The dinner was a huge success. The twenty-four at the table, with the possible exception of Bertie Bumpschus, were in fine fettle, and as I glanced at the illustrious company, picking lackadaisically at course after course of the Radigan bounty, I felt that my friend had no need to give a donkey-dinner at Newport to make herself secure. Madison Mudison toasted Miss Veal in a few charming words. He envied his young cousin. Too late in life he was coming to the realization that love in a cottage was better than bachelorhood in a dozen clubs. Were he young again, he would search the world to find another like Pearl Veal, were that possible. Radigan expressed his delight in having Plumstone Smith as a brother-in-law. If anyone had asked him a month ago what man in all the world he would choose for his dear little sister he would have said "Plumstone Smith." This caused Plumstone to declare that he considered himself a devilish lucky fellow; Miss Veal was a devilish lucky girl; they were all devilish lucky. Miss Veal smiled radiantly. I caught Mrs. Radigan's eye and thought of the duke to come.

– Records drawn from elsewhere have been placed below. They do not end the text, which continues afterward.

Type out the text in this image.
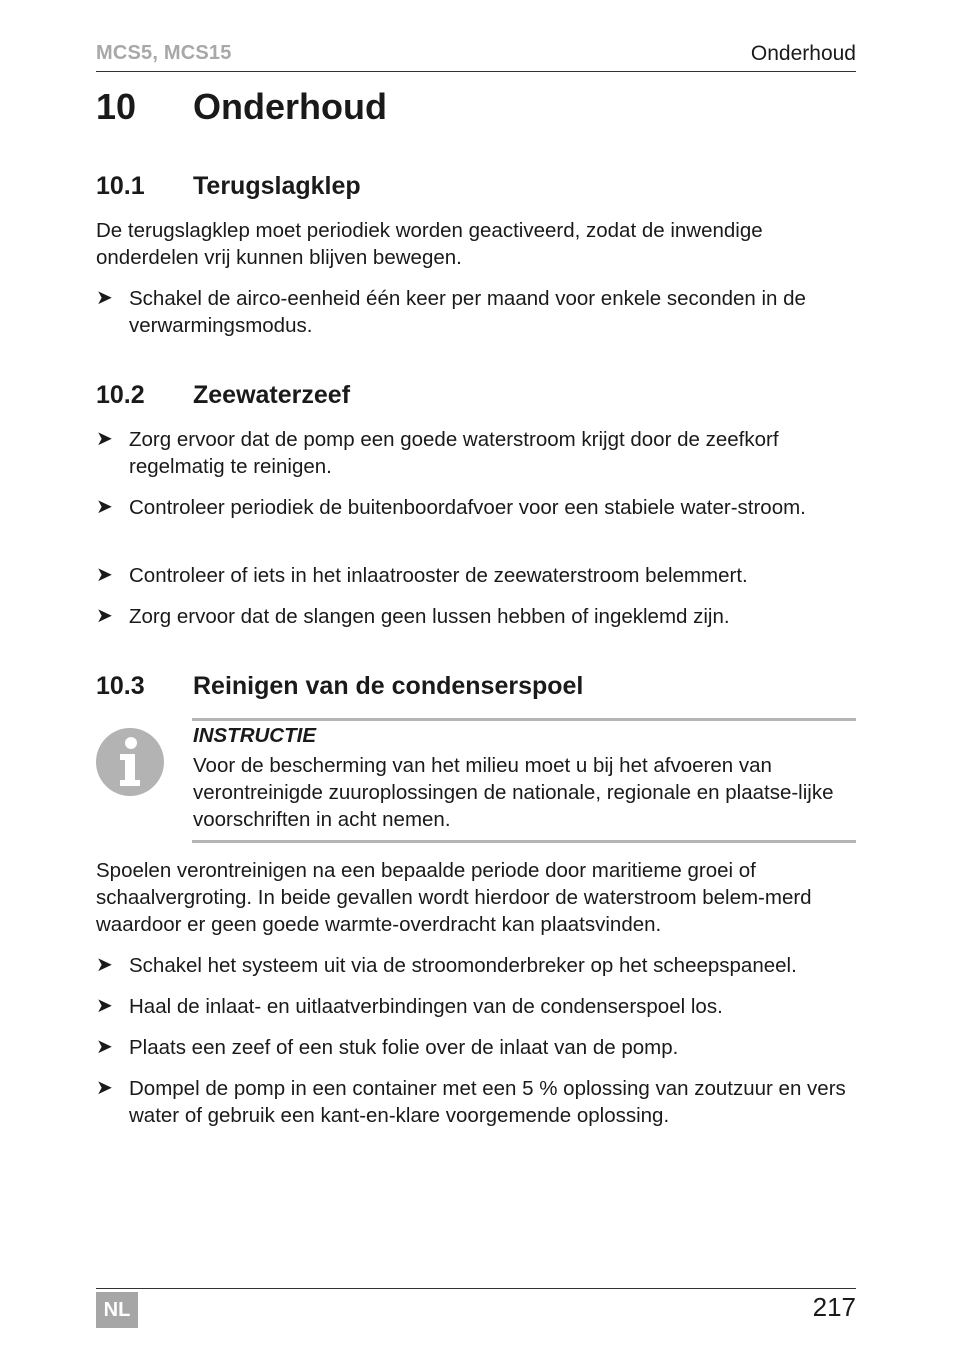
MCS5, MCS15	Onderhoud
10 Onderhoud
10.1 Terugslagklep
De terugslagklep moet periodiek worden geactiveerd, zodat de inwendige onderdelen vrij kunnen blijven bewegen.
➤ Schakel de airco-eenheid één keer per maand voor enkele seconden in de verwarmingsmodus.
10.2 Zeewaterzeef
➤ Zorg ervoor dat de pomp een goede waterstroom krijgt door de zeefkorf regelmatig te reinigen.
➤ Controleer periodiek de buitenboordafvoer voor een stabiele water-stroom.
➤ Controleer of iets in het inlaatrooster de zeewaterstroom belemmert.
➤ Zorg ervoor dat de slangen geen lussen hebben of ingeklemd zijn.
10.3 Reinigen van de condenserspoel
INSTRUCTIE
Voor de bescherming van het milieu moet u bij het afvoeren van verontreinigde zuuroplossingen de nationale, regionale en plaatse-lijke voorschriften in acht nemen.
Spoelen verontreinigen na een bepaalde periode door maritieme groei of schaalvergroting. In beide gevallen wordt hierdoor de waterstroom belem-merd waardoor er geen goede warmte-overdracht kan plaatsvinden.
➤ Schakel het systeem uit via de stroomonderbreker op het scheepspaneel.
➤ Haal de inlaat- en uitlaatverbindingen van de condenserspoel los.
➤ Plaats een zeef of een stuk folie over de inlaat van de pomp.
➤ Dompel de pomp in een container met een 5 % oplossing van zoutzuur en vers water of gebruik een kant-en-klare voorgemende oplossing.
NL	217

The musicale that followed was a fitting finish. The hosts arrived about ten o'clock, and half an hour later began to enjoy $25,000 worth of music. The house was comfortably filled with the smartest of the smart. The Skimphony Orchestra silenced them, and then Furioso's splendid voice rang out from the smoking-room. After he had sung several thousand dollars' worth, Herr String, the eminent 'cellist, supported by the full Skimphony, played beautifully. Roardika, Hemstop, and several other high-priced artists followed him. Furioso closed the programme with "Ah mio, mi mio." After Furioso, supper. And such a supper! The Radigans' chef is an artist.

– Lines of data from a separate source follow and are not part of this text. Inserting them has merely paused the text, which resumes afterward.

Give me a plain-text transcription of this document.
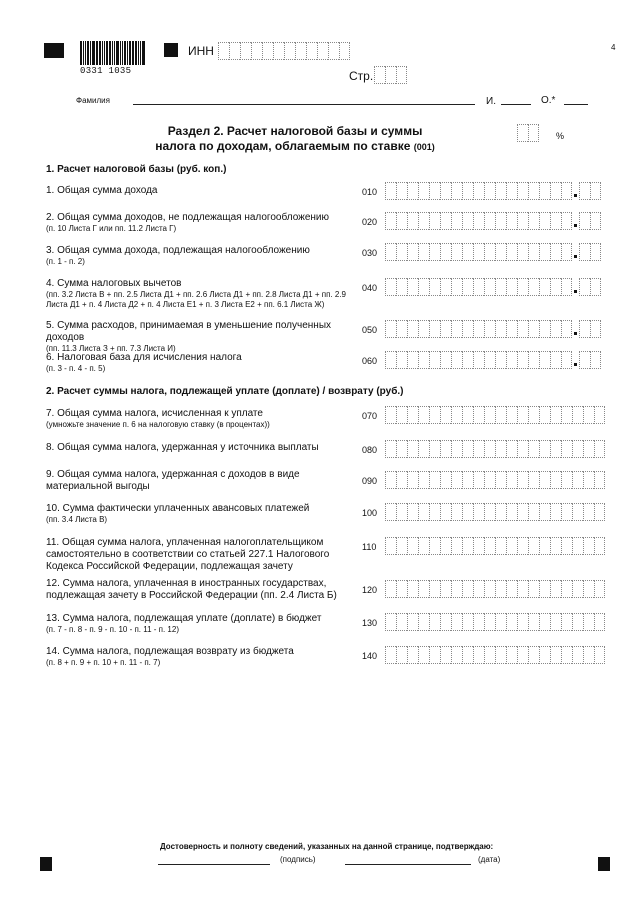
0331 1035
4
ИНН
Стр.
Фамилия	И.	О.*
Раздел 2. Расчет налоговой базы и суммы
налога по доходам, облагаемым по ставке (001)
%
1. Расчет налоговой базы (руб. коп.)
2. Расчет суммы налога, подлежащей уплате (доплате) / возврату (руб.)
1. Общая сумма дохода	010
2. Общая сумма доходов, не подлежащая налогообложению
(п. 10 Листа Г или пп. 11.2 Листа Г)
020
3. Общая сумма дохода, подлежащая налогообложению
(п. 1 - п. 2)
030
4. Сумма налоговых вычетов
(пп. 3.2 Листа В + пп. 2.5 Листа Д1 + пп. 2.6 Листа Д1 + пп. 2.8 Листа Д1 + пп. 2.9 Листа Д1 + п. 4 Листа Д2 + п. 4 Листа Е1 + п. 3 Листа Е2 + пп. 6.1 Листа Ж)
040
5. Сумма расходов, принимаемая в уменьшение полученных доходов
(пп. 11.3 Листа З + пп. 7.3 Листа И)
050
6. Налоговая база для исчисления налога
(п. 3 - п. 4 - п. 5)
060
7. Общая сумма налога, исчисленная к уплате
(умножьте значение п. 6 на налоговую ставку (в процентах))
070
8. Общая сумма налога, удержанная у источника выплаты	080
9. Общая сумма налога, удержанная с доходов в виде материальной выгоды	090
10. Сумма фактически уплаченных авансовых платежей
(пп. 3.4 Листа В)
100
11. Общая сумма налога, уплаченная налогоплательщиком самостоятельно в соответствии со статьей 227.1 Налогового Кодекса Российской Федерации, подлежащая зачету
110
12. Сумма налога, уплаченная в иностранных государствах, подлежащая зачету в Российской Федерации (пп. 2.4 Листа Б)	120
13. Сумма налога, подлежащая уплате (доплате) в бюджет
(п. 7 - п. 8 - п. 9 - п. 10 - п. 11 - п. 12)
130
14. Сумма налога, подлежащая возврату из бюджета
(п. 8 + п. 9 + п. 10 + п. 11 - п. 7)
140
Достоверность и полноту сведений, указанных на данной странице, подтверждаю:
(подпись)	(дата)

When the duke comes for Miss Veal and the new house is done, they will show the town how to do things.
An Awfully Good Time
Since her engagement to Plumstone Smith, Jr., was announced, Miss Pearl Veal is having what in Society is called an awfully good time. This means that her day ends in the early morning and she awakens about noon; stands around other people's drawing-rooms at teas for some hours; hurries home to change her costume for dinner; sits smiling through a half-dozen courses; is whirled away for a few acts of opera; hustled off to dance till close to dawn. Society has taken her up. People are doing things for her. Consequently, I am beginning to fear that she will lose the color she brought from Kansas City; that the lines of her face, once so round and soft, will straighten and harden; that she will give up smiling and take to talking, or become phonographic, like Miss Marion Speechless.